The trick is using airflow.utils.db.merge_conn to handle the setting of your created connection object.

    from airflow.utils.db import provide_session, merge_conn




    creds = {"user": myservice.get_user(), "pwd": myservice.get_pwd() 

    c = Connection(conn_id=f'your_airflow_connection_id_here',
                   login=creds["user"],
                   host=None)
    c.set_password(creds["pwd"])
    merge_conn(c)

merge_conn is build-in and used by airflow itself to initialise empty connections. However it will not auto-update. for that you will have to use your own helper function.
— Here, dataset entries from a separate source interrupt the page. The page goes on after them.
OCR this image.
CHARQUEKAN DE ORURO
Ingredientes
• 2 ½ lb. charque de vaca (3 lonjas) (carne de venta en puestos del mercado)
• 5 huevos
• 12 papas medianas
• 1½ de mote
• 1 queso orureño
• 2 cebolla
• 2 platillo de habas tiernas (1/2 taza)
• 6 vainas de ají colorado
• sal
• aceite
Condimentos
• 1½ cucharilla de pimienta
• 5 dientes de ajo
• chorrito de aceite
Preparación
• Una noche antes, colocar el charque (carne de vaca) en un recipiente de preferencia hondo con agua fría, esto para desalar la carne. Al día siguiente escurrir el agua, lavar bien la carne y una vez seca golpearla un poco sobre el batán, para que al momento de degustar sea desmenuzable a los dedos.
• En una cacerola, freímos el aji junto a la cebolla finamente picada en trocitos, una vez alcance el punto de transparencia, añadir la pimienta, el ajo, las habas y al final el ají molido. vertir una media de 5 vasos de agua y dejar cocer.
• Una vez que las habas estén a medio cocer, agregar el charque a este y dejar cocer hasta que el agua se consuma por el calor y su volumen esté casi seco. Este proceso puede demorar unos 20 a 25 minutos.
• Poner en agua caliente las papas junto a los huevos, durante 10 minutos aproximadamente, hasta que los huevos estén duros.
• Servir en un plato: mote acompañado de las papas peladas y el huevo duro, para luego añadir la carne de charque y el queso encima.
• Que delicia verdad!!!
from airflow.utils.db import provide_session

@provide_session
def store_conn(conn, session=None):
    from airflow.models import Connection
    if session.query(Connection).filter(Connection.conn_id == conn.conn_id).first():
        logging.info("Connection object already exists, attempting to remove it...")
        session.delete(session.query(Connection).filter(Connection.conn_id == conn.conn_id).first())

    session.add(conn)
    session.commit()

Upvotes: 5

Don Bar
Don Bar

Reputation: 211

This is what I've used.

    def add_slack_token(ds, **kwargs):
        """"Add a slack token"""
        session = settings.Session()

        new_conn = Connection(conn_id='slack_token')
        new_conn.set_password(SLACK_LEGACY_TOKEN)

        if not (session.query(Connection).filter(Connection.conn_id == 
         new_conn.conn_id).first()):
        session.add(new_conn)
        session.commit()
        else:
            msg = '\n\tA connection with `conn_id`={conn_id} already exists\n'
            msg = msg.format(conn_id=new_conn.conn_id)
            print(msg)

    dag = DAG(
        'add_connections',
        default_args=default_args,
        schedule_interval="@once")


    t2 = PythonOperator(
        dag=dag,
        task_id='add_slack_token',
        python_callable=add_slack_token,
        provide_context=True,
    )

Upvotes: 1

Chengzhi
Chengzhi

Reputation: 2591

You can store the password in airflow variables, https://airflow.incubator.apache.org/ui.html#variable-view

  1. Create a variable with key&value in UI, for example, mypass:XXX
  2. Import Variable from airflow.models import Variable
  3. MyPass = Variable.get("mypass")
  4. Pass MyPass to your bash script:
command = """
          echo "{{ params.my_param }}"
          """



task = BashOperator(
        task_id='templated',
        bash_command=command,
        params={'my_param': MyPass},
        dag=dag)

Upvotes: 6

Matthijs Brouns
Matthijs Brouns

Reputation: 2329

In this case I would use a PythonOperator from which you are able to get a Hook on your database connection using hook = PostgresHook(postgres_conn_id=postgres_conn_id). You can then call get_connection on this hook which will give you a Connection object from which you can get the host, login and password for your database connection.

Finally, use for example subprocess.call(your_script.sh, connection_string) passing the connection details as a parameter.

This method is a bit convoluted but it does allow you to keep the encryption for database connections in Airflow. Also, you should be able to pull this strategy into a separate Operator class inheriting the base behaviour from PythonOperator but adding the logic for getting the hook and calling the bash script.